Pada tahun 1999, Presiden Soeharto mencanangkan tanggal 13 Desember sebagai Hari Nusantara. Penetapan hari ini dipertegas dengan terbitnya Keputusan Presiden RI Nomor 126 Tahun 2001, sehingga tanggal 13 Desember resmi menjadi hari perayaan nasional. Kini, meski Deklarasi Djuanda telah memasuki usia 53 Tahun, namun keberadaannya masih saja menuai pro dan kontra, termasuk soal penggunaan nama Djuanda.
Dimyati Hartono menilai, ada salah kaprah tentang penyebutan peraturan undang-undang terkait dengan deklarasi tersebut. Pasalnya, produk hukum aslinya adalah Pengumuman Pemerintah Tanggal 13 Desember 1957 Tentang Perairan Indonesia.
“Dengan tetap menghormati jasa Perdana Menteri Djuanda yang menandatangani gagasan ini, dilihat dari sistem hukum nasional, sebenarnya kita tidak mengenal penyebutan nama produk hukum berdasarkan nama penandatangannya,” imbuhnya.
Tidak hanya itu, perdebatan juga terjadi berkaitan dengan sosok penggagas Deklarasi Djuanda. Sebab, berdasarkan keterangan Mochtar Kusumaatmadja yang saat itu menjadi salah satu tim penyusun RUU Laut Teritorial dan Lingkungan Maritim, bahwa tim tersebut telah berhasil menyusun lebar laut teritorial seluas 12 mil sesuai dengan perkembangan yang terjadi dalam hukum internasional.

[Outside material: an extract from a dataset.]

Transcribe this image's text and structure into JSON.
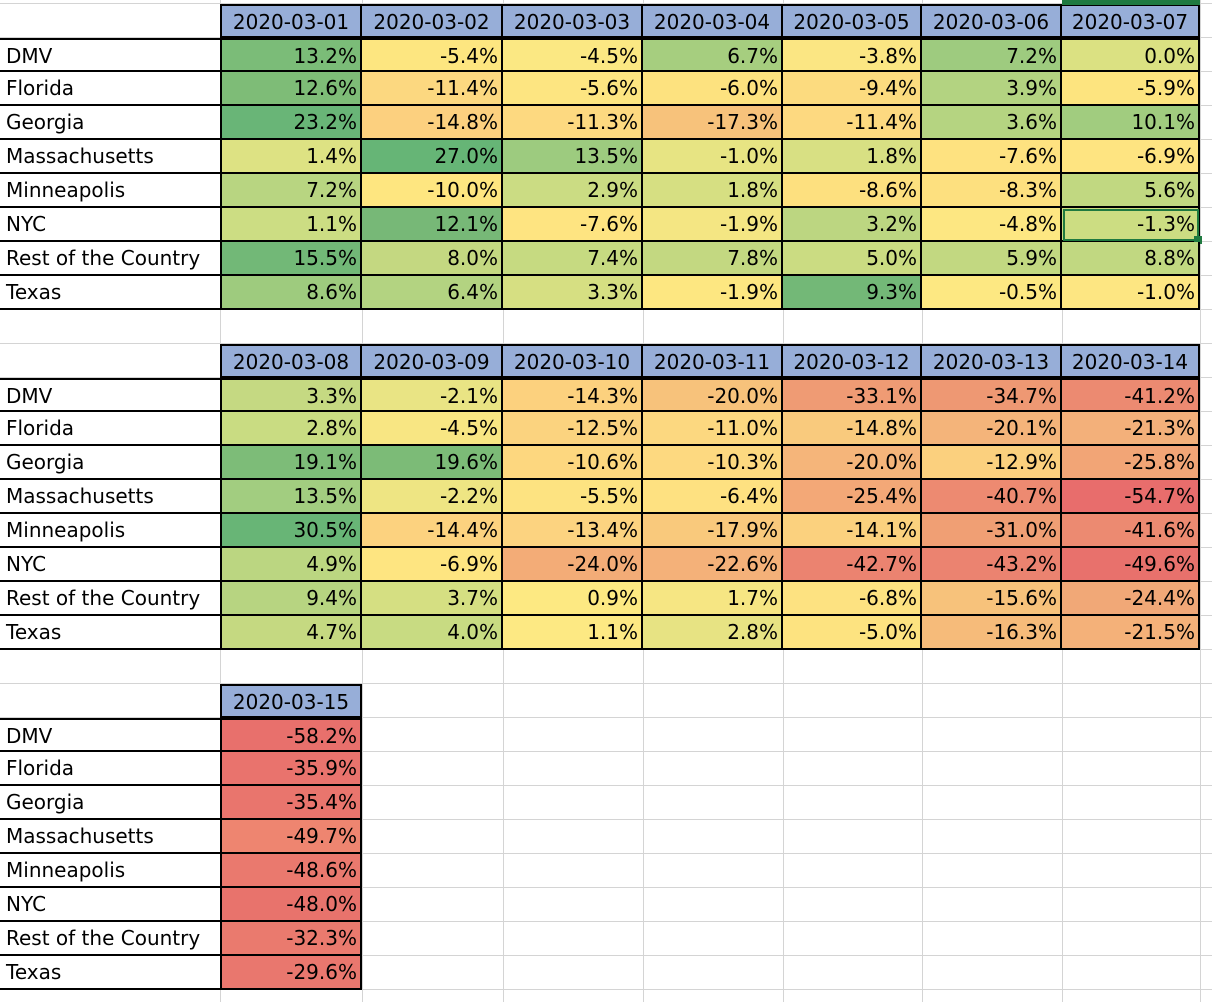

Kemudian Chaerul Saleh (Menteri Veteran) mendatangi Mochtar dan menyatakan ketidaksetujuan dengan usulan tim penyusun. Alasannya adalah jika aturan diterapkan maka terdapat laut bebas antara pulau-pulau di Indonesia sehingga kapal-kapal asing bisa bebas keluar masuk. Hal tersebut jelas dapat “mengganggu” kedaulatan Indonesia yang masih berumur muda. Saran dari Chaerul Saleh adalah untuk menutup perairan dalam (Laut Jawa) sehingga tidak ada kategori laut bebas didalamnya. Mochtar lantas menjawab tidak mungkin karena tidak sesuai dengan hukum internasional saat itu dan berjanji untuk mendiskusikanya dengan tim.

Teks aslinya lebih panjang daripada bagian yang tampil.